Та подняла на Кристину тяжёлый взгляд, вздохнула и протянула ей лист.
***
В Подземелье всегда пахнет одинаково отвратительно — сыростью, плесенью, затхлостью. Даже сейчас. Только это, без примесей. В Подземелье не пахнет смертью.
Перс озирается, спускаясь всё ниже. Чем ближе к дому, тем больше ловушек и тем они опаснее. И Эрик совершенно точно их не выключил — даже на пороге смерти ему не плевать, что потом его убежище найдут и разворуют. Остаётся надеяться, что на том пути, которым шла Кристина, он не поставил ловушки, и бедная девушка не пострадала.
Перс пытается вдохнуть полной грудью, но воняет просто ужасно. Как Эрик этим дышал столько лет? Впрочем…

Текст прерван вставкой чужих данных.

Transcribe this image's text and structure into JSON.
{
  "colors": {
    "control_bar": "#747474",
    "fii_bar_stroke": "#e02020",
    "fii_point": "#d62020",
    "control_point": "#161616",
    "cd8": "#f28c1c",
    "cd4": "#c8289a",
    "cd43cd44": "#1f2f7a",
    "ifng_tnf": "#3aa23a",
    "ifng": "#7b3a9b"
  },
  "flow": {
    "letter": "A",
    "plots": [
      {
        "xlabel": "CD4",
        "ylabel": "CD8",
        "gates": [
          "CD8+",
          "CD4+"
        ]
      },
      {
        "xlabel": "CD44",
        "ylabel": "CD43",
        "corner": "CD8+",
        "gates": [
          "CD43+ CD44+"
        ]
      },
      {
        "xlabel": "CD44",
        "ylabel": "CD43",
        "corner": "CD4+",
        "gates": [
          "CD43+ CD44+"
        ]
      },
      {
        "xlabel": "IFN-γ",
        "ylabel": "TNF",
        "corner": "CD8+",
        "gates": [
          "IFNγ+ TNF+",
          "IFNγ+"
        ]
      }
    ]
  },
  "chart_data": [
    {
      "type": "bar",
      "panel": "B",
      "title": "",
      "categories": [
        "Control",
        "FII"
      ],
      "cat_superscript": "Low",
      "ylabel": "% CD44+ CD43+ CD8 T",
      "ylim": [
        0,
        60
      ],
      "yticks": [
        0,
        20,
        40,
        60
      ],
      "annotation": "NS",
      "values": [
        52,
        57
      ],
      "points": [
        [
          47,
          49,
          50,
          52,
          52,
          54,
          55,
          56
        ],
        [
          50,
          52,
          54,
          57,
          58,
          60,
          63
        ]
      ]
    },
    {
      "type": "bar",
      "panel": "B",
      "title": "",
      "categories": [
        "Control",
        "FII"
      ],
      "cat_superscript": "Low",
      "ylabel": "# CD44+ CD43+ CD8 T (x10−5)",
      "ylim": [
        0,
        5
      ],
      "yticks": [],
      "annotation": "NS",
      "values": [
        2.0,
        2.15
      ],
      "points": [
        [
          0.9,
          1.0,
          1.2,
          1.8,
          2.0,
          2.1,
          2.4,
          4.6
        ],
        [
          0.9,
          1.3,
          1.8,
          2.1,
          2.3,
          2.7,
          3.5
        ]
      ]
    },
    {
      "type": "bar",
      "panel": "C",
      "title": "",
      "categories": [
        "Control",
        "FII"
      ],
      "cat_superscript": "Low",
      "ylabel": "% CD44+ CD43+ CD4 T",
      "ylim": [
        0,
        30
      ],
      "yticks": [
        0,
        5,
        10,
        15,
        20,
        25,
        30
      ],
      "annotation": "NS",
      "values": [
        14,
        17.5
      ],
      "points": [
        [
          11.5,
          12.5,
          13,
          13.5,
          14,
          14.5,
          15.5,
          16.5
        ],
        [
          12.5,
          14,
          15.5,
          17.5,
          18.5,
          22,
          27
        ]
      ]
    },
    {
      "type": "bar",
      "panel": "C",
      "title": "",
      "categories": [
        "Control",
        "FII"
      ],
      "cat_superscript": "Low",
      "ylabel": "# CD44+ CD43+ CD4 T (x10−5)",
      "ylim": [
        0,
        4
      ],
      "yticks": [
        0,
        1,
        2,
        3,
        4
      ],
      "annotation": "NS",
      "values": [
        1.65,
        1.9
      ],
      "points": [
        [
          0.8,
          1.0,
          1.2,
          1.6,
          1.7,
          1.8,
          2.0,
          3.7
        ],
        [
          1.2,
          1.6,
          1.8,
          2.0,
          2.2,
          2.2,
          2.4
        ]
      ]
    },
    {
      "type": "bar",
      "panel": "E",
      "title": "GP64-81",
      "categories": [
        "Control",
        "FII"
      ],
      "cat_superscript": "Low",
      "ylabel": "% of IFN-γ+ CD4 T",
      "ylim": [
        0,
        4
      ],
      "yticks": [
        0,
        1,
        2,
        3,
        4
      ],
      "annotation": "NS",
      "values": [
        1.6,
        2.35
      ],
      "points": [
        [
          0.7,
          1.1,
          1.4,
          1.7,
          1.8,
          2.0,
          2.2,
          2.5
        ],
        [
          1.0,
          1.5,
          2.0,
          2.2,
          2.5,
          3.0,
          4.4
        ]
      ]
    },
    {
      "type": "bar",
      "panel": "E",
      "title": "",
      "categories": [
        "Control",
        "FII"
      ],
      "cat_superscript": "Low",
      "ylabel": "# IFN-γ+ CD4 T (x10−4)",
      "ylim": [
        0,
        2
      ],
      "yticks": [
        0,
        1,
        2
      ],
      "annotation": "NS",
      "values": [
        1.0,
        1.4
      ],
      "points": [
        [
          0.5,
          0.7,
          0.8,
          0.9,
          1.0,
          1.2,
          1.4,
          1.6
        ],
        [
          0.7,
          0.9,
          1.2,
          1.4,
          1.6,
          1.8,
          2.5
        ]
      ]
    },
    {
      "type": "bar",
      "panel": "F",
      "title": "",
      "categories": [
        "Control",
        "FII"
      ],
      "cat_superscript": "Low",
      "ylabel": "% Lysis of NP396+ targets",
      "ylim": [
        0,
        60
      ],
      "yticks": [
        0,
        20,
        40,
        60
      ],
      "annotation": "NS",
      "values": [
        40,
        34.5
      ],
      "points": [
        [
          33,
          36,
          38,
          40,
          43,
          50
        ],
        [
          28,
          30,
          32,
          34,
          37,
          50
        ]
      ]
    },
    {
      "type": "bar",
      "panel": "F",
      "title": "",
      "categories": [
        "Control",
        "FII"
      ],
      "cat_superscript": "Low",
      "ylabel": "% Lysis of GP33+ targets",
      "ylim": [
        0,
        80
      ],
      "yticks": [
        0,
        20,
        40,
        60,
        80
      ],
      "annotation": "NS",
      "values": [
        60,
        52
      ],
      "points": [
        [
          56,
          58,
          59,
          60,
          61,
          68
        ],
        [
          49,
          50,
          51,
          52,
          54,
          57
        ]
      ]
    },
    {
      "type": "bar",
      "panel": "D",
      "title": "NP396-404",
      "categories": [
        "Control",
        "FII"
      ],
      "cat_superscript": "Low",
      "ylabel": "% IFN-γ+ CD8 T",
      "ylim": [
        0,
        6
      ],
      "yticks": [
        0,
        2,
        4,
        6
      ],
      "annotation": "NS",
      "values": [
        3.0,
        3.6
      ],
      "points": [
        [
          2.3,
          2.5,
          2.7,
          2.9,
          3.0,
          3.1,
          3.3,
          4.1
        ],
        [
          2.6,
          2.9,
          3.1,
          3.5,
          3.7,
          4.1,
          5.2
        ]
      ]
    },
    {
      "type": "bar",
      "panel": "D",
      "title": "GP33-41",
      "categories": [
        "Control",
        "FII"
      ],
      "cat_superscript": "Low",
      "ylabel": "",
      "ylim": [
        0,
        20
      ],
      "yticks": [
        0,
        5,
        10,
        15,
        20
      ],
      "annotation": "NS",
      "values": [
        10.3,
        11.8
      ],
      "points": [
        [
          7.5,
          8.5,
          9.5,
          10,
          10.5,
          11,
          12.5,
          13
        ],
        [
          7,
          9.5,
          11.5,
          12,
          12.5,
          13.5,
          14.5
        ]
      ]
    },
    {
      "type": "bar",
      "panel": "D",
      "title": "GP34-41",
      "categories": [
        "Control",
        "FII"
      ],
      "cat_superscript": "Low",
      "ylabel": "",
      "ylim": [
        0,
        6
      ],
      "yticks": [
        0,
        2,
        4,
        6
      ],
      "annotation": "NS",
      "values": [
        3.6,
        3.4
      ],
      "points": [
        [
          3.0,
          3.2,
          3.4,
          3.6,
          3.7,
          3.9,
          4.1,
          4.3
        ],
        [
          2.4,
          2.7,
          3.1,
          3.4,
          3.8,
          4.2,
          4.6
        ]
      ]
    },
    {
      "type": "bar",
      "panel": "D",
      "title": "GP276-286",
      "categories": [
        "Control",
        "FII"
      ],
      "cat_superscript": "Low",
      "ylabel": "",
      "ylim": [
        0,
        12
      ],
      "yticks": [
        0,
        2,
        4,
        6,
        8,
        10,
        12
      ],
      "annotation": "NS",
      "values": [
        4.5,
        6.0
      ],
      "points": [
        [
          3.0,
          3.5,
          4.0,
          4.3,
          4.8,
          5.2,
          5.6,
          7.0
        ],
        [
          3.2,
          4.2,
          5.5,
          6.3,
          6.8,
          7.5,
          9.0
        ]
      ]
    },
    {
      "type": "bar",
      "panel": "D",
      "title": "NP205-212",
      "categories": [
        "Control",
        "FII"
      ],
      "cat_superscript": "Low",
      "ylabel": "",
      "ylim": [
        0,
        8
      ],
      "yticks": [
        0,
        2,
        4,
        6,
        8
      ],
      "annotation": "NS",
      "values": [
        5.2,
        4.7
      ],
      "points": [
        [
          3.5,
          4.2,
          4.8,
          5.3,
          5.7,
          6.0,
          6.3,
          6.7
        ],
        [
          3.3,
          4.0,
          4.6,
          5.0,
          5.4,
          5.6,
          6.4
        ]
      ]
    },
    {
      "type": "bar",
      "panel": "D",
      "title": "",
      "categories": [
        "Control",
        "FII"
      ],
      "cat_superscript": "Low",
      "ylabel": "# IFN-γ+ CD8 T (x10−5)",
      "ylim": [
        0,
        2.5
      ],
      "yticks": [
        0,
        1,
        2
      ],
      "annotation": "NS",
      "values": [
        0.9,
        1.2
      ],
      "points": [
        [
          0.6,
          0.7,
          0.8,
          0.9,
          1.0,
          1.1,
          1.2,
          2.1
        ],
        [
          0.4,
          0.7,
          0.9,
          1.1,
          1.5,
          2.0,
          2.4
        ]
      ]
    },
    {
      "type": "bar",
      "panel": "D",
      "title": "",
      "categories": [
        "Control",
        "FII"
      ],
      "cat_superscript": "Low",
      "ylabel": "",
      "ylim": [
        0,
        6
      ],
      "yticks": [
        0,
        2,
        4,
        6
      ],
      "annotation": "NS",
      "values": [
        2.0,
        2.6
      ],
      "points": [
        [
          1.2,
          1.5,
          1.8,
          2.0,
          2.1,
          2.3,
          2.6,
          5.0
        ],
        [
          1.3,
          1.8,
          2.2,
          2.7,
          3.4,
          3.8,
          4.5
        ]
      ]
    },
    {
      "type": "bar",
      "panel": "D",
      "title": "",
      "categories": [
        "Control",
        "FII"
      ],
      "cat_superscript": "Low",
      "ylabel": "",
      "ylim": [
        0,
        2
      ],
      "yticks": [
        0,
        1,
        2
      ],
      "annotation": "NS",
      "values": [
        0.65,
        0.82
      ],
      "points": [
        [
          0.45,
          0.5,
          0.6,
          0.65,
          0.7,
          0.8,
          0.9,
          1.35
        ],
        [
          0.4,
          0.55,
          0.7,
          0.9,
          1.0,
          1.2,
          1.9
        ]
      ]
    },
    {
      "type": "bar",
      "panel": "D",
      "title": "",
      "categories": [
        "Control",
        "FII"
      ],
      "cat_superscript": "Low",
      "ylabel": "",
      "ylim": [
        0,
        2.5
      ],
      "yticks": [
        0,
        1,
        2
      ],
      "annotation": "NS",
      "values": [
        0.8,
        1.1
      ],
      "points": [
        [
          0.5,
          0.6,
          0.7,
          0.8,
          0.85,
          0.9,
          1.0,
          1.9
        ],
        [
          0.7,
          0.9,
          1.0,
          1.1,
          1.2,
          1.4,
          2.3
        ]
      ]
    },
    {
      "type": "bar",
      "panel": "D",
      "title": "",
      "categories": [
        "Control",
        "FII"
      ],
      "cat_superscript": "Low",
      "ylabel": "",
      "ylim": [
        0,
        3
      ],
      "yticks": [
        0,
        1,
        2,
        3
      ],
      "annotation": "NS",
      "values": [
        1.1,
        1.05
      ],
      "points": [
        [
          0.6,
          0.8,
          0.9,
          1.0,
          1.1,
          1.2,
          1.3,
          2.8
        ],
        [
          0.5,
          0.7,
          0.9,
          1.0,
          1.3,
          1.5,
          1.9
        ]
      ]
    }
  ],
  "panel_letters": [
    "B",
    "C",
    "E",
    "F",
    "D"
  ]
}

У входа в склеп Перс останавливается, сжимая ручку фонаря, и не решается сделать последний шаг, чтобы увидеть гроб. Он боится увидеть его открытым. Боится увидеть сидящего на нём Эрика, который зло смеётся… Эрик посмеялся бы и над причиной этого страха: сердце Перса вынесло слишком много, оно уже не то же, что и двадцать лет назад. И всё же Перс стискивает зубы и делает этот шаг.
Гроб внизу, в нише. Кто знает, какой шайтан помог Эрику её выдолбить? Но это не имеет значения. Гроб не торчит на постаменте. Перс делает ещё несколько шагов, подносит фонарь и заглядывает в нишу.
Гроб открыт и пуст. Перс в суеверном ужасе отшатывается назад.
Если Эрика там нет, то… Он или чудесным образом испарился, или… Или он жив. И кто знает, что из этого невероятнее. Но ведь он проверил. Он несколько дней проверял, прежде чем дать объявление в газету, — он был мёртв! Он не шевелился, не дышал, у него не билось сердце. Как же он выбрался?
Перс не помнит, как покинул склеп. Помнит только открытую крышку гроба, которая будто насмехалась над ним. Он медленно идёт наверх и не сразу понимает это. Он идёт в его дом, в его убежище. Зачем? Проверить, не пьёт ли он там чай?..
Дверь не заперта, и Перс машинально сжимает рукоятку пистолета. Пусть на первый взгляд в доме никого, но жандармы могут сидеть в засаде. Он медленно продвигается внутрь, крутит головой, но никого не видит и не слышит. В доме, что удивительно, ни следа разрушений — всё как прежде.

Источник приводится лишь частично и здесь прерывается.